张师傅笑了:“那是自然,当年我给军工企业锻打零件,用的就是这些工具。不过现在年轻人都喜欢用机器,没人愿意学这苦功夫了。”他看向易中海,“老易,我听说你被冤枉了,还好没事。你办培训班是好事,一定要把这门手艺传下去,别让老祖宗的东西断了根。”
易中海郑重地点点头:“您放心,我们一定好好教,让更多年轻人学会这门手艺。等培训班开班,我想请您来给学徒们讲第一堂课,讲讲传统锻造的历史和原理。”
张师傅爽快地答应了:“没问题!只要能把手艺传下去,让我做什么都行。我这里还有几本手写的锻造笔记,也一起送给你们,里面记着我一辈子的经验。”
三人把张师傅捐赠的工具搬回四合院时,院门口已经围了不少报名的年轻人。刘光天兄弟正忙着登记,秦淮如和贾当则给大家讲解培训班的课程设置。看到林辰他们搬回来的老式工具,年轻人都好奇地围了上来。
“这是什么工具啊?看着好旧啊。”一个穿蓝布工装的年轻人指着铁砧问。
易中海笑着解释:“这叫铁砧,是锻造的内核工具。别看它旧,当年可是锻打过军工零件的。明天张师傅会来给大家讲课,详细给你们介绍这些工具的用法。”

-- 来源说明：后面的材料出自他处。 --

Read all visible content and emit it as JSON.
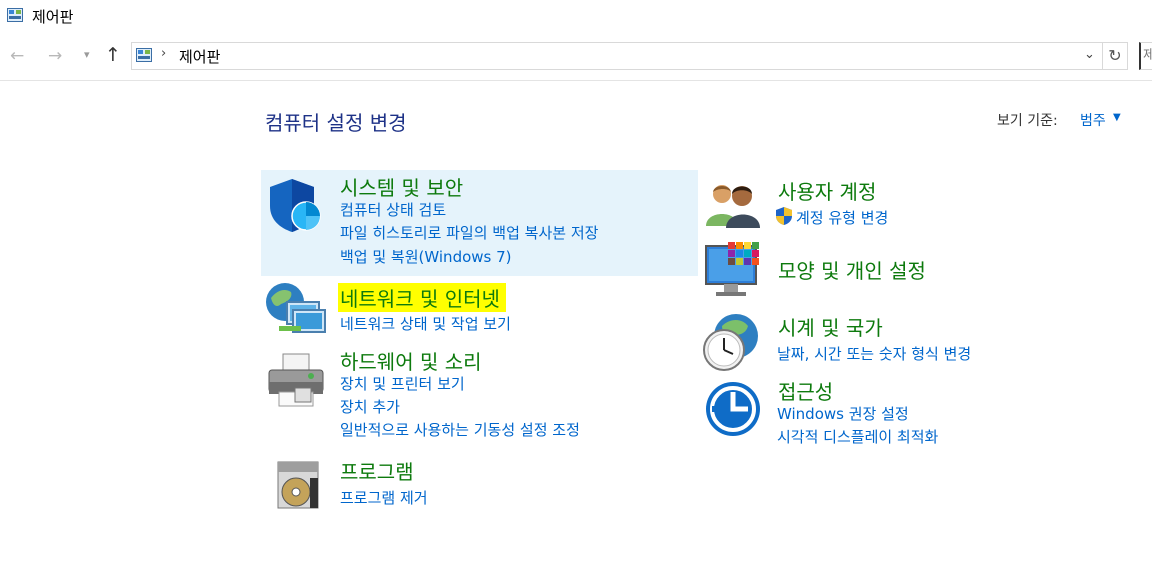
{
  "window": {
    "title": "제어판"
  },
  "nav": {
    "address": "제어판",
    "search_placeholder": "제"
  },
  "header": {
    "title": "컴퓨터 설정 변경",
    "view_by_label": "보기 기준:",
    "view_by_value": "범주"
  },
  "categories": {
    "system_security": {
      "title": "시스템 및 보안",
      "links": [
        "컴퓨터 상태 검토",
        "파일 히스토리로 파일의 백업 복사본 저장",
        "백업 및 복원(Windows 7)"
      ]
    },
    "network": {
      "title": "네트워크 및 인터넷",
      "links": [
        "네트워크 상태 및 작업 보기"
      ]
    },
    "hardware": {
      "title": "하드웨어 및 소리",
      "links": [
        "장치 및 프린터 보기",
        "장치 추가",
        "일반적으로 사용하는 기동성 설정 조정"
      ]
    },
    "programs": {
      "title": "프로그램",
      "links": [
        "프로그램 제거"
      ]
    },
    "user_accounts": {
      "title": "사용자 계정",
      "links": [
        "계정 유형 변경"
      ]
    },
    "appearance": {
      "title": "모양 및 개인 설정",
      "links": []
    },
    "clock": {
      "title": "시계 및 국가",
      "links": [
        "날짜, 시간 또는 숫자 형식 변경"
      ]
    },
    "ease": {
      "title": "접근성",
      "links": [
        "Windows 권장 설정",
        "시각적 디스플레이 최적화"
      ]
    }
  },
  "colors": {
    "category_title": "#0d7a0d",
    "link": "#0066cc",
    "highlight_bg": "#e5f3fb",
    "search_highlight": "#ffff00"
  },
  "icons": [
    "control-panel-icon",
    "back-arrow-icon",
    "forward-arrow-icon",
    "up-arrow-icon",
    "refresh-icon",
    "shield-icon",
    "network-globe-icon",
    "printer-icon",
    "programs-disc-icon",
    "users-icon",
    "display-colors-icon",
    "clock-globe-icon",
    "ease-of-access-icon",
    "uac-shield-icon"
  ]
}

年轻人顿时兴奋起来,纷纷围着铁砧讨论起来。林辰看着眼前的景象,打开系统面板,只见上面显示:【宿主推动手艺传承项目落地,获得行业前辈支持,“手艺传承”徒学习效率提升80。获得积分15000点,当前积分累计58100点。解锁新功能:传统工艺改良,可融合传统工具与现代技术,提升锻造效率。】
傻柱走到林辰身边,看着热闹的院门口,感慨道:“真没想到,这四合院还能这么热闹。以前大家总为了点鸡毛蒜皮的小事吵架,现在一起办培训班,真好。”
林辰笑着点头:“因为大家都明白了,互相算计不如一起努力。手艺传承不仅是教技术,更是传人心。只要大家心往一处想,劲往一处使,以后还能做更多事。”

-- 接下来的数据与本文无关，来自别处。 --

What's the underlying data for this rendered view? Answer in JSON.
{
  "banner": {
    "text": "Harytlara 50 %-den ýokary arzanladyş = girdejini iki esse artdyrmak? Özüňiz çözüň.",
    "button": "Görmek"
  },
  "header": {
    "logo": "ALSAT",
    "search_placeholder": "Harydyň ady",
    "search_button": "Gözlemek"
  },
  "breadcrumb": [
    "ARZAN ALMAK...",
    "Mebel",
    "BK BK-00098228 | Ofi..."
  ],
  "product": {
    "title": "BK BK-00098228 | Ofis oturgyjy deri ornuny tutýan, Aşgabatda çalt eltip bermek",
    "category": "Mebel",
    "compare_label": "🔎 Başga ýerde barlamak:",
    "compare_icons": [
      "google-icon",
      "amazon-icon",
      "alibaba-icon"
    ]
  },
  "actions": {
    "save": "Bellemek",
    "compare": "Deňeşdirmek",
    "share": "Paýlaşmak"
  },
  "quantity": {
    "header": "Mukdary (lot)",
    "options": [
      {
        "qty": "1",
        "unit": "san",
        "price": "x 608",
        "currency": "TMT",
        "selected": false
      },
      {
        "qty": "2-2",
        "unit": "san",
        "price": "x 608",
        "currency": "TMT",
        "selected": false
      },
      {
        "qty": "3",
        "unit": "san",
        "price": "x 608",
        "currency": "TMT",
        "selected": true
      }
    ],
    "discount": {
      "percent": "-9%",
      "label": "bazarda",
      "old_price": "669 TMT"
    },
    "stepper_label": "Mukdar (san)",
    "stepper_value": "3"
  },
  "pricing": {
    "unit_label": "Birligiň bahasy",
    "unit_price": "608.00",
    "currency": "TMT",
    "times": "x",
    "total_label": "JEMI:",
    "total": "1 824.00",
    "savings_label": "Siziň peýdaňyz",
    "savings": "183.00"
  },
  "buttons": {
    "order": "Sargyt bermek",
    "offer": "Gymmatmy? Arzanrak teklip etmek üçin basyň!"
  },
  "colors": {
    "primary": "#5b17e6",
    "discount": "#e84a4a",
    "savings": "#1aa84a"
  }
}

夕阳西下,报名的年轻人渐渐散去,留下了满满的一叠报名表。易中海和闫埠贵坐在石桌旁,核对着报名信息,刘光天兄弟则在整理刚搬回来的工具,秦淮如和贾当在厨房准备晚饭,傻柱则在一旁给大家打下手。
林辰站在院门口,看着老槐树上挂着的招生启事,心里充满了成就感。他知道,手艺培训班的开班只是一个开始,在这个充满机遇的年代,只要他们守住匠心,凝聚人心,一定能在改革开放的浪潮中,闯出一片属于自己的天地。而那些曾经的恩怨纠葛,早已在温情与传承中,化作了四合院最珍贵的回忆。